Recently, interests on energy storage technologies are more increased. As the energy storage technologies are extended to cellular phones, camcorders and notebook PC, and further to electric vehicles, the demand for high-energy concentration of a battery used as a power source of such an electronic device is increased. A lithium ion secondary battery is one of the most satisfactory batteries, and many studies are now in active progress.
Among secondary batteries currently used, a lithium secondary battery developed in the early 1990's includes an anode made of carbon material capable of intercalating or disintercalating lithium ions, a cathode made of lithium-containing oxide, and a non-aqueous electrolyte solution obtained by dissolving a suitable amount of lithium salt in a mixed organic solvent.

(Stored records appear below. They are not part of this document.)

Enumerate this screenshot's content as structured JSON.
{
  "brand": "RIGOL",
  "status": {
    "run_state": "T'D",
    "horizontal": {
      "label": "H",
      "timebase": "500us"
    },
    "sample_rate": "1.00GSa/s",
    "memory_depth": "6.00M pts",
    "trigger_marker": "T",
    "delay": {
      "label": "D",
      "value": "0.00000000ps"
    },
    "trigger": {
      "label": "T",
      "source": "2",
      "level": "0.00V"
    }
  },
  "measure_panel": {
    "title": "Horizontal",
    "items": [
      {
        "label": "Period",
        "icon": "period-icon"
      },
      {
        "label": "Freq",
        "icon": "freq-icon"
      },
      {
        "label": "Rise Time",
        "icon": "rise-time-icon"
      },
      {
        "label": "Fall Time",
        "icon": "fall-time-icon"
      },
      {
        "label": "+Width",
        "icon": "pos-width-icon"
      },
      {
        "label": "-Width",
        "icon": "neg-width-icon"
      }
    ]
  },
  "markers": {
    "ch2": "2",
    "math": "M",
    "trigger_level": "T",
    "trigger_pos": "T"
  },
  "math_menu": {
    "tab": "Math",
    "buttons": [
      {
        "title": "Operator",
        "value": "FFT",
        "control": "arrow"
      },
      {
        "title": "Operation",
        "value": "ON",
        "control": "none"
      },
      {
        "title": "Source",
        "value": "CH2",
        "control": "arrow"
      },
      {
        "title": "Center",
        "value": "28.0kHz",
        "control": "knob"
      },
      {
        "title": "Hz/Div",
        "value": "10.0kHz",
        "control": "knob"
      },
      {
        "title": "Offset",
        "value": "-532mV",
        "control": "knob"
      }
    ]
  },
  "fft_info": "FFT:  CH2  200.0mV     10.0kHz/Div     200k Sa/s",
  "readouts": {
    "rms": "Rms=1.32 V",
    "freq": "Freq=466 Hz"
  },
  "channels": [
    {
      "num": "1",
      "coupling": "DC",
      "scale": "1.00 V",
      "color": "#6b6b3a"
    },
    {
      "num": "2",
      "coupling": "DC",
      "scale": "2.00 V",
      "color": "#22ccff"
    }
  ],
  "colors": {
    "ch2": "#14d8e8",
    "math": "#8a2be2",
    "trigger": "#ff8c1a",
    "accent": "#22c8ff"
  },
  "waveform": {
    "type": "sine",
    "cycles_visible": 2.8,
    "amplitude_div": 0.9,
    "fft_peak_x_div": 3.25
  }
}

The lithium secondary battery has an average discharge voltage of about 3.6 to 3.7V, which is advantageously higher than those of other batteries such as alkali batteries or nickel-cadmium batteries. To give such a high operation voltage, an electrolyte composition electrochemically stable in a charging/discharging voltage range from 0 to 4.5V is required. For this purpose, a mixed solvent in which a cyclic carbonate compound such as ethylene carbonate or propylene carbonate and a linear carbonate compound such as dimethyl carbonate, ethylmethyl carbonate or diethyl carbonate are suitably mixed is used as a solvent of electrolyte. A solute of electrolyte commonly uses a lithium salt such as LiPF6, LiBF4 and LiClO4, which acts as a source for supplying lithium ions in a battery and thus enables the lithium battery to operate.

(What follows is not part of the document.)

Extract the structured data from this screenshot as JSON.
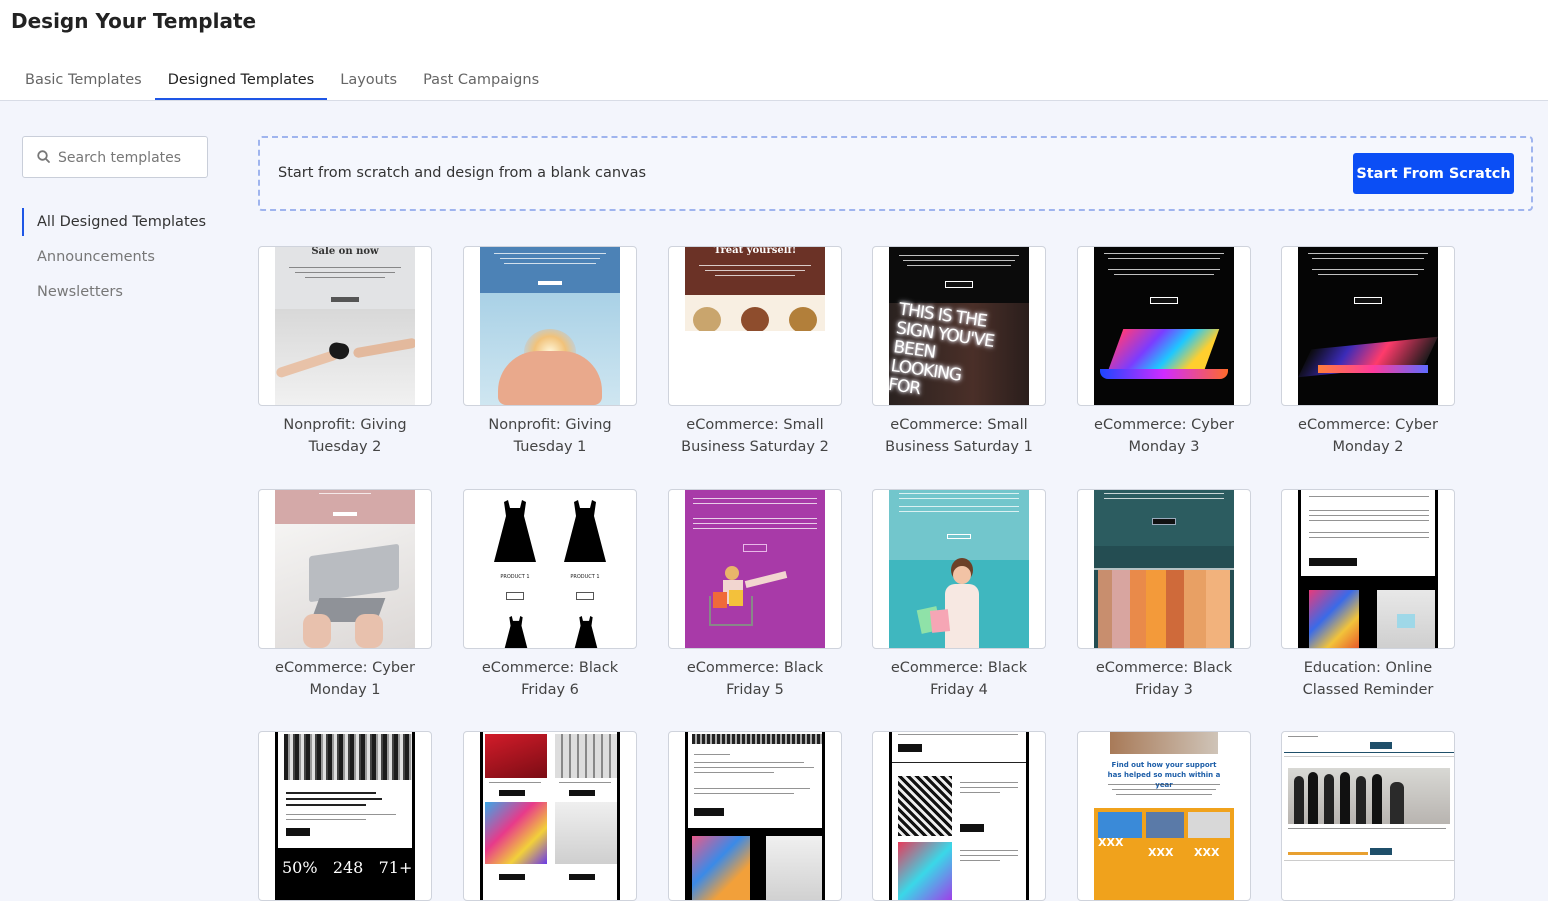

Meanwhile, to improve life cycle and performance of a battery, non-aqueous electrolyte solutions obtained by various compounds to the above-mentioned non-aqueous electrolyte solutions have been proposed. For example, a solvent with a fluoro group such as fluoroethylene carbonate (FEC) is known as enhancing ion conductivity and thus improving life cycle and performance of a battery when being added to a non-aqueous electrolyte solution since it has a high polarity and an increased oxidation potential. However, a battery having a non-aqueous electrolyte solution to which a solvent with a fluoro group is added exhibits a great increase of thickness when the battery is kept at a high temperature. Namely, the battery is swelled due to gas generation, so problems occur in sets such as cellular phones and notebooks.
Meanwhile, Korean Laid-open Patent Publication No. 2003-59729, Japanese Laid-open Patent Publication No. 2003-323915, No. 2002-134169 and No. 2003-173816 disclose non-aqueous electrolyte solutions containing siloxane compounds. However, these documents fail to teach the addition of a solvent with a fluoro group or any effects obtained by the addition.